An example of a "physical" invariant is [[ropelength]], which is the amount of 1-inch diameter rope needed to realize a particular knot type.
 
==Other invariants==
* [[Linking number]]
* [[Finite type invariant]] (or Vassiliev or Vassiliev–Goussarov invariant)
* [[Stick number]]
 
==Further reading==
*{{Cite book |last=Rolfsen |first=Dale |title=Knots and Links |location=Providence, RI |publisher=AMS |year=2003 |isbn=0-8218-3436-3 }}
*{{Cite book |last=Adams |first=Colin Conrad |title=The Knot Book: an Elementary Introduction to the Mathematical Theory of Knots |location=Providence, RI |publisher=AMS |edition=Repr., with corr |year=2004 |isbn=0-8218-3678-1 }}
*{{Cite book |last=Burde |first=Gerhard |last2=Zieschang |first2=Heiner |title=Knots |location=New York |publisher=De Gruyter |edition=2nd rev. and extended |year=2002 |isbn=3-11-017005-1 }}
 
==External links==
*J. C. Cha and C. Livingston. "[http://www.indiana.edu/~knotinfo/ KnotInfo: Table of Knot Invariants]", ''Indiana.edu''. {{Accessed|09:10, 18 April 2013 (UTC)}}
 
{{Knot theory|state=collapsed}}
 
[[Category:Knot invariants| ]]

Latest revision as of 06:33, 22 October 2014

We will discover effortless methods to speed up computer by creating the many from the built inside tools in the Windows too as downloading the Service Pack updates-speed up your PC plus fix error. Simply follow a limited guidelines to swiftly create the computer swiftly than ever.

However registry is easily corrupted plus damaged whenever we are utilizing your computer. Overtime, without right repair, it will be loaded with errors and wrong or even lost information which might create your system unable to function correctly or apply a certain task. And when your system could not discover the correct info, it will likely not learn what to do. Then it freezes up! That is the real cause of the trouble.

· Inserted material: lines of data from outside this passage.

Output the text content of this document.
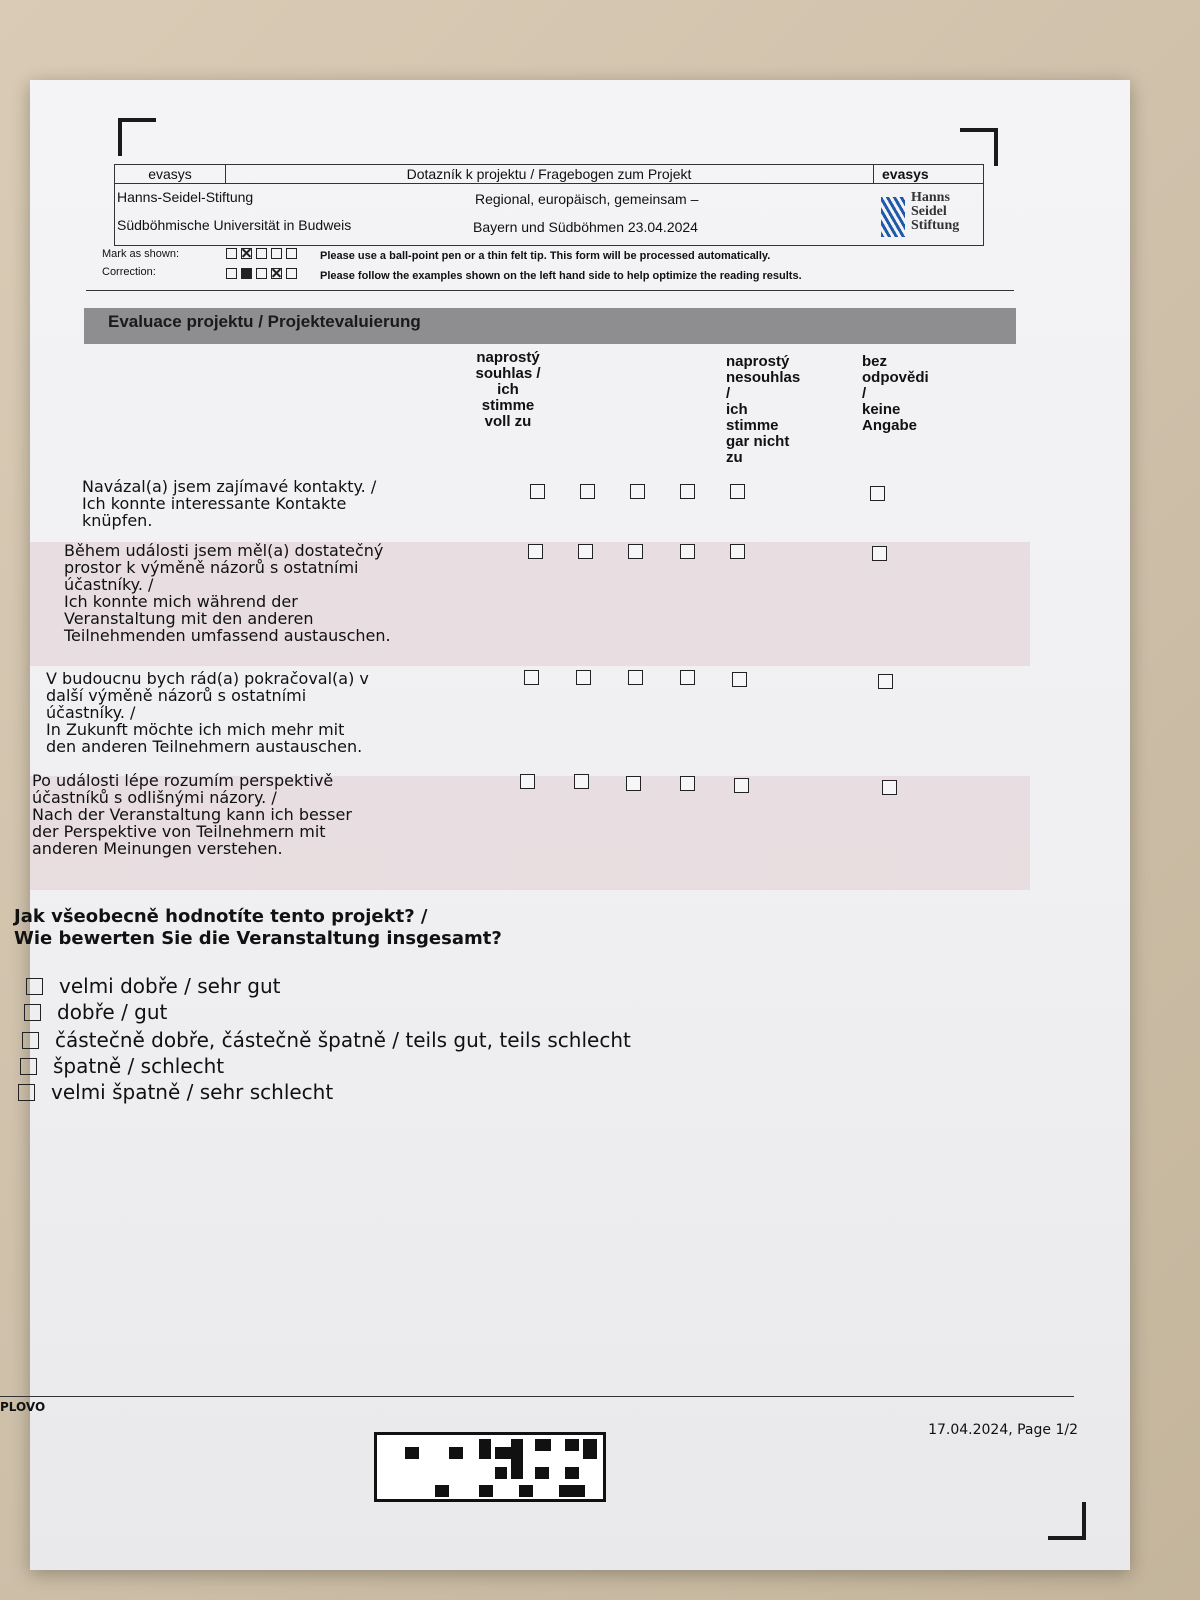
evasys	Dotazník k projektu / Fragebogen zum Projekt	evasys
Hanns-Seidel-Stiftung
Südböhmische Universität in Budweis
Regional, europäisch, gemeinsam –
Bayern und Südböhmen 23.04.2024
Hanns
Seidel
Stiftung
Mark as shown:
Correction:
Please use a ball-point pen or a thin felt tip. This form will be processed automatically.
Please follow the examples shown on the left hand side to help optimize the reading results.
Evaluace projektu / Projektevaluierung
naprostý
souhlas /
ich
stimme
voll zu
naprostý
nesouhlas
/
ich
stimme
gar nicht
zu
bez
odpovědi
/
keine
Angabe
Navázal(a) jsem zajímavé kontakty. /
Ich konnte interessante Kontakte
knüpfen.
Během události jsem měl(a) dostatečný
prostor k výměně názorů s ostatními
účastníky. /
Ich konnte mich während der
Veranstaltung mit den anderen
Teilnehmenden umfassend austauschen.
V budoucnu bych rád(a) pokračoval(a) v
další výměně názorů s ostatními
účastníky. /
In Zukunft möchte ich mich mehr mit
den anderen Teilnehmern austauschen.
Po události lépe rozumím perspektivě
účastníků s odlišnými názory. /
Nach der Veranstaltung kann ich besser
der Perspektive von Teilnehmern mit
anderen Meinungen verstehen.
Jak všeobecně hodnotíte tento projekt? /
Wie bewerten Sie die Veranstaltung insgesamt?
velmi dobře / sehr gut
dobře / gut
částečně dobře, částečně špatně / teils gut, teils schlecht
špatně / schlecht
velmi špatně / sehr schlecht
PLOVO
17.04.2024, Page 1/2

One of the many overlooked factors a computer might slow down is because the registry has become corrupt. The registry is essentially the computer's operating program. Anytime you're running a computer, entries are being made and deleted from the registry. The effect this has is it leaves false entries in your registry. So, a computer's resources must function about these false entries.

Always see with it that we have installed antivirus, anti-spyware plus anti-adware programs and have them updated on a regular basis. This can help stop windows XP running slow.

In a word, to accelerate windows XP, Vista business, it's quite important to disable several business items plus clean and optimize the registry. We can follow the procedures above to disable unwanted programs. To optimize the registry, I suggest we use a fix it utilities software. Because it's really risky for we to edit the registry by yourself.

2)Fix your Windows registry to speed up PC- The registry is a complex section of your computer which holds different types of information within the details we do on the laptop each day. Coincidentally, over time the registry can become cluttered with info and/or could receive some kind of virus. This is especially important and we MUST get this issue fixed right away, otherwise you run the risk of the computer being permanently damage and/or the sensitive info (passwords, etc.) can be stolen.

Your disk demands area inside order to run smoothly. By freeing up some area from your disk, you are able to speed up your PC a bit. Delete all file in the temporary internet files folder, recycle bin, clear shortcuts and icons from a desktop which we never use and remove programs you never employ.

Fortunately, there's a easy method to fix most the computer errors. You just have to be able to fix corrupt registry files on a computer. And to do that, we can merely utilize a tool recognised as a registry cleaner. These easy pieces of software really scan from the PC plus fix every corrupt file which might cause a problem to Windows. This allows the computer to employ all files it wants, that not merely speeds it up - nevertheless also stops all of the mistakes on your program as well.